Is a solicitor under a duty to warn their client of risks falling outside their retainer?
O’Hare v Coutts & Co  EWHC 2224 (QB)
This case is of importance for specialists in the professional negligence field as it provides some clarity on the distinction between offering competent financial advice and the law on using sales techniques to persuade clients to take risks.
The case concerned a professional negligence claim by a high net worth individual, Mr O’Hare (the “Claimant”), and his wife, who were dissatisfied with the standard of care provided by Coutts private bank (the “Defendant”) when they were advised on certain investments.
The Claimant had established and later sold a successful chemical engineering business. Their dealings with the Defendant arose when they entered into an agreement with it to provide the Claimant with investment advice, particularly after the Claimant sold his business as he had cash to invest. This advice was provided by an employee of the Defendant (the “Employee”).
Of particular importance was the Claimant’s contention that the Employee failed to communicate, or at least played down, the substantial risks involved in the investment. The Employee’s contemporaneous notes of the parties’ meetings and conversations were included as evidence but were challenged by the Claimant, who felt that they played down the extent of the Employee’s salesmanship. This particular point was dismissed by the judge who pointed towards the notes’ correctness.

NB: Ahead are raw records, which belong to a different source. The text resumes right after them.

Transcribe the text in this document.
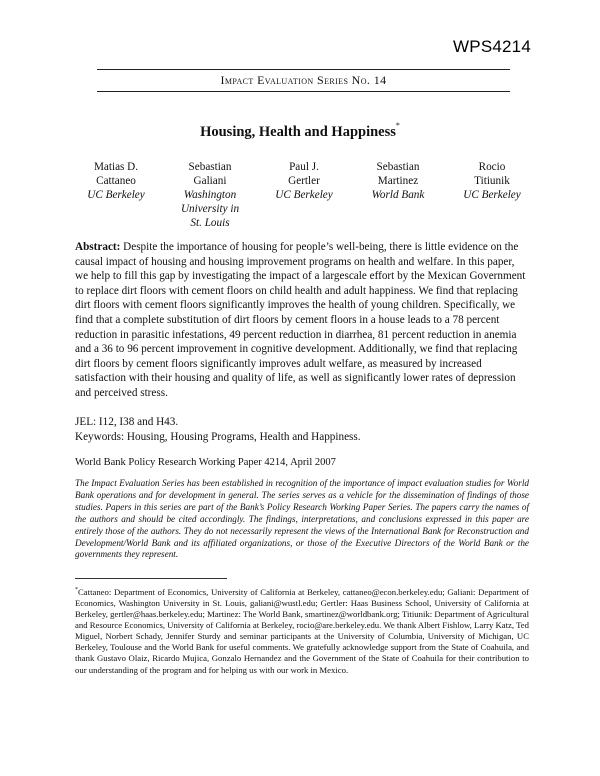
WPS4214
Impact Evaluation Series No. 14
Housing, Health and Happiness*
Matias D.
Cattaneo
UC Berkeley
Sebastian
Galiani
Washington
University in
St. Louis
Paul J.
Gertler
UC Berkeley
Sebastian
Martinez
World Bank
Rocio
Titiunik
UC Berkeley
Abstract: Despite the importance of housing for people’s well-being, there is little evidence on the causal impact of housing and housing improvement programs on health and welfare. In this paper, we help to fill this gap by investigating the impact of a largescale effort by the Mexican Government to replace dirt floors with cement floors on child health and adult happiness. We find that replacing dirt floors with cement floors significantly improves the health of young children. Specifically, we find that a complete substitution of dirt floors by cement floors in a house leads to a 78 percent reduction in parasitic infestations, 49 percent reduction in diarrhea, 81 percent reduction in anemia and a 36 to 96 percent improvement in cognitive development. Additionally, we find that replacing dirt floors by cement floors significantly improves adult welfare, as measured by increased satisfaction with their housing and quality of life, as well as significantly lower rates of depression and perceived stress.
JEL: I12, I38 and H43.
Keywords: Housing, Housing Programs, Health and Happiness.
World Bank Policy Research Working Paper 4214, April 2007
The Impact Evaluation Series has been established in recognition of the importance of impact evaluation studies for World Bank operations and for development in general. The series serves as a vehicle for the dissemination of findings of those studies. Papers in this series are part of the Bank’s Policy Research Working Paper Series. The papers carry the names of the authors and should be cited accordingly. The findings, interpretations, and conclusions expressed in this paper are entirely those of the authors. They do not necessarily represent the views of the International Bank for Reconstruction and Development/World Bank and its affiliated organizations, or those of the Executive Directors of the World Bank or the governments they represent.
*Cattaneo: Department of Economics, University of California at Berkeley, cattaneo@econ.berkeley.edu; Galiani: Department of Economics, Washington University in St. Louis, galiani@wustl.edu; Gertler: Haas Business School, University of California at Berkeley, gertler@haas.berkeley.edu; Martinez: The World Bank, smartinez@worldbank.org; Titiunik: Department of Agricultural and Resource Economics, University of California at Berkeley, rocio@are.berkeley.edu. We thank Albert Fishlow, Larry Katz, Ted Miguel, Norbert Schady, Jennifer Sturdy and seminar participants at the University of Columbia, University of Michigan, UC Berkeley, Toulouse and the World Bank for useful comments. We gratefully acknowledge support from the State of Coahuila, and thank Gustavo Olaiz, Ricardo Mujica, Gonzalo Hernandez and the Government of the State of Coahuila for their contribution to our understanding of the program and for helping us with our work in Mexico.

The Claimant further alleged that the products that the Employee and the Defendant recommended were unsuitable and had no capital protection, that an unjustifiably high proportion of the Claimant’s wealth was exposed to losses, that he and his wife were not sophisticated investors and that, although the Employee’s advice was accepted, this did not necessarily mean that it was correct.

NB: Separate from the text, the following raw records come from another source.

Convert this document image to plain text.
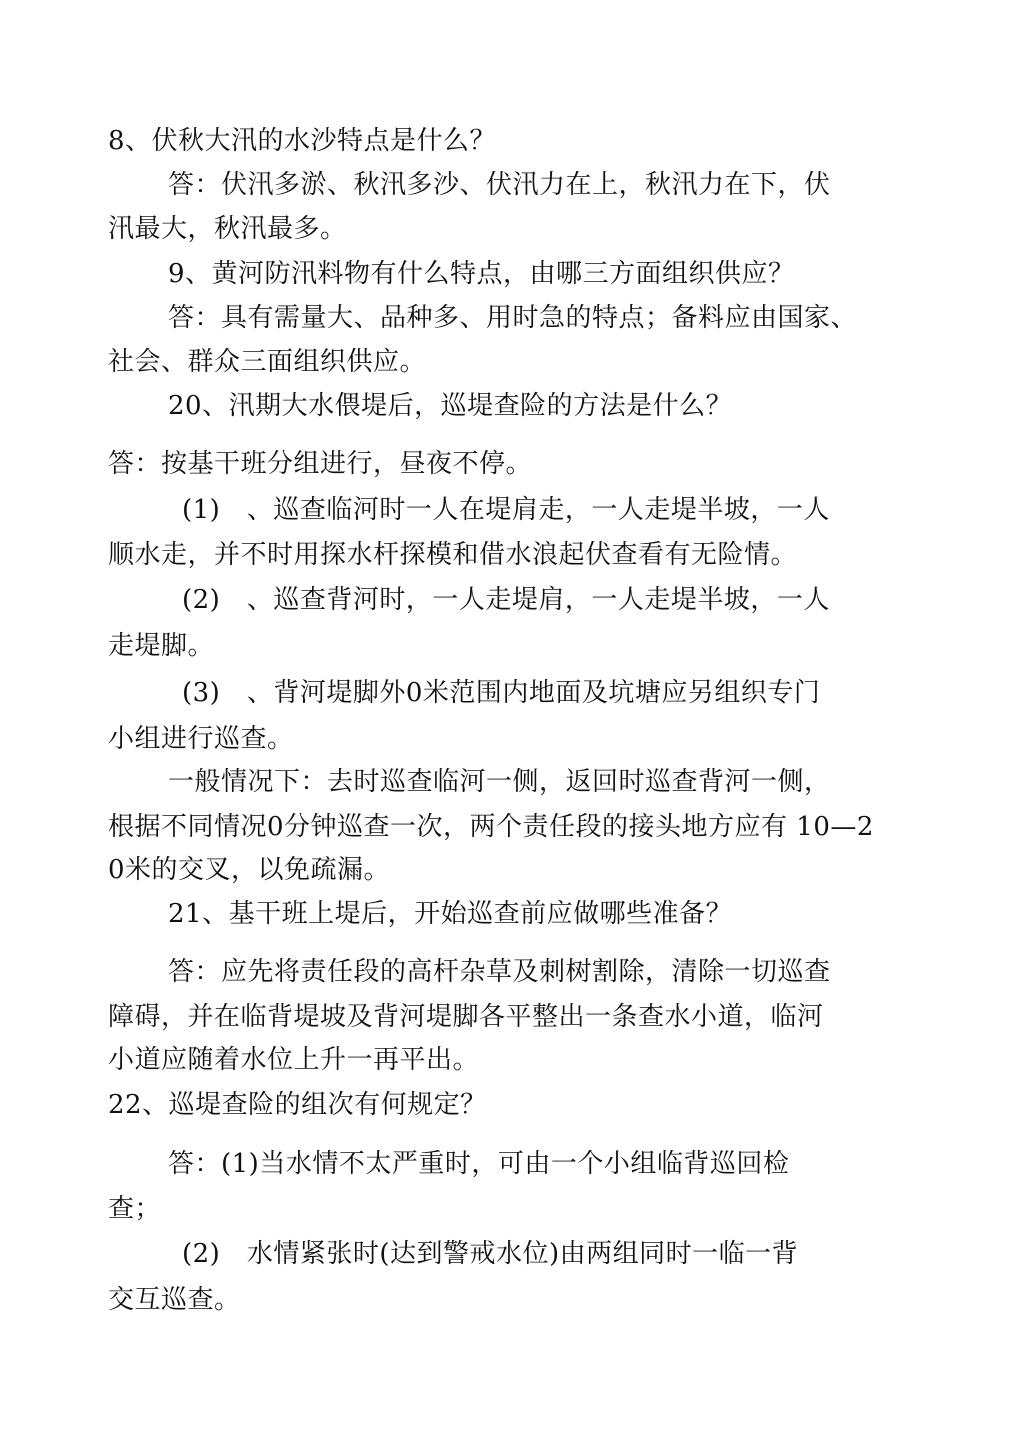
8、伏秋大汛的水沙特点是什么？

答：伏汛多淤、秋汛多沙、伏汛力在上，秋汛力在下，伏

汛最大，秋汛最多。

9、黄河防汛料物有什么特点，由哪三方面组织供应？

答：具有需量大、品种多、用时急的特点；备料应由国家、

社会、群众三面组织供应。

20、汛期大水偎堤后，巡堤查险的方法是什么？

答：按基干班分组进行，昼夜不停。

(1)　、巡查临河时一人在堤肩走，一人走堤半坡，一人

顺水走，并不时用探水杆探模和借水浪起伏查看有无险情。

(2)　、巡查背河时，一人走堤肩，一人走堤半坡，一人

走堤脚。

(3)　、背河堤脚外0米范围内地面及坑塘应另组织专门

小组进行巡查。

一般情况下：去时巡查临河一侧，返回时巡查背河一侧，

根据不同情况0分钟巡查一次，两个责任段的接头地方应有 10—2

0米的交叉，以免疏漏。

21、基干班上堤后，开始巡查前应做哪些准备？

答：应先将责任段的高杆杂草及刺树割除，清除一切巡查

障碍，并在临背堤坡及背河堤脚各平整出一条查水小道，临河

小道应随着水位上升一再平出。

22、巡堤查险的组次有何规定？

答：(1)当水情不太严重时，可由一个小组临背巡回检

查；

(2)　水情紧张时(达到警戒水位)由两组同时一临一背

交互巡查。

Typically, the standard of care professionals must meet is governed by the Bolam test. This test, which stems from the 1957 case Bolam v Friern Hospital Management Committee  1 WLR 582, poses the questions of “whether the defendants, in acting in the way they did, were acting in accordance with a practice of competent respected professional opinion”. The Bolam test applied in this case to the recommendation of suitable investments.
On the question of the standard of care financial advisers must meet when determining the overall suitability of investments, the Court found in the Defendant’s favour – that the Bolam test still applied and that the advice given must match that of a reasonably competent practitioner. However, a key difference arising from this particular case concerned the next stage of the financial advisory process and the level of communication about the investments’ risks: Mr Justice Kerr, following the case of Montgomery v Lanarkshire Health Board  AC 1430 (a Scottish case), held that the Bolam test does not apply when considering the requirement for communication between two parties in order to ensure that the client understands the advice and risks of an investment.
Mr Justice Kerr instead found that the required level of communication about the risks of an investment was governed by the content of the relevant regulatory rules. The regulatory rules applicable to this case (the Financial Conduct Authority’s Conduct of Business Sourcebook, the “COBS Rules”) make no reference to the responsible body of opinion test that is applied in Bolam and are instead more concerned with professionals advising, explaining and informing clients about suitable investments. The judge therefore preferred the Supreme Court’s approach in Montgomery.
In Montgomery, a medical case, it was found that the relevant duty was to ensure that the patient was aware of any material risks from treatment and that materiality of risk was determined by whether the patient would attach significance to the risk or the doctor ought to know the patient would attach significance to it.
Therefore to apply the approach in Montgomery to the world of financial advisors, it appears that communication of investment risks should ensure the advisor takes reasonable care to ensure the client knows of any risks which the client would be likely to attach significance to. In this case, that the history between the parties covered a period of over a decade and there had been numerous discussions about the Claimant’s investments showed that there had not been a lack of communication and explanation.
This led Kerr J in this case to the conclusion that the Defendant and Employee, in using their salesmanship skills to increase the Claimant’s risk, were not in breach of their duty of care, since the investments were objectively suitable and the decision to invest was taken by the Claimant. The Claimant was found by Kerr J to be astute in business and would always balance risk against caution; he also noted the “fullness of information” given to the Claimant which rendered it impossible for the Claimant to raise the argument of the investment products being mis-sold to him. Kerr J further found that the products were not high risk and that capital was protected against loss.
Accordingly, Kerr J dismissed the claim and handed down judgment in favour of the Defendant.
Whilst the judgment in this case is of course pertinent to the specific facts mentioned above, Kerr J’s findings may point towards a widening of the Bolam standard within the field of financial advice, particularly in situations where the required level of communication about the risks of an investment are governed by the content of the relevant regulatory rules.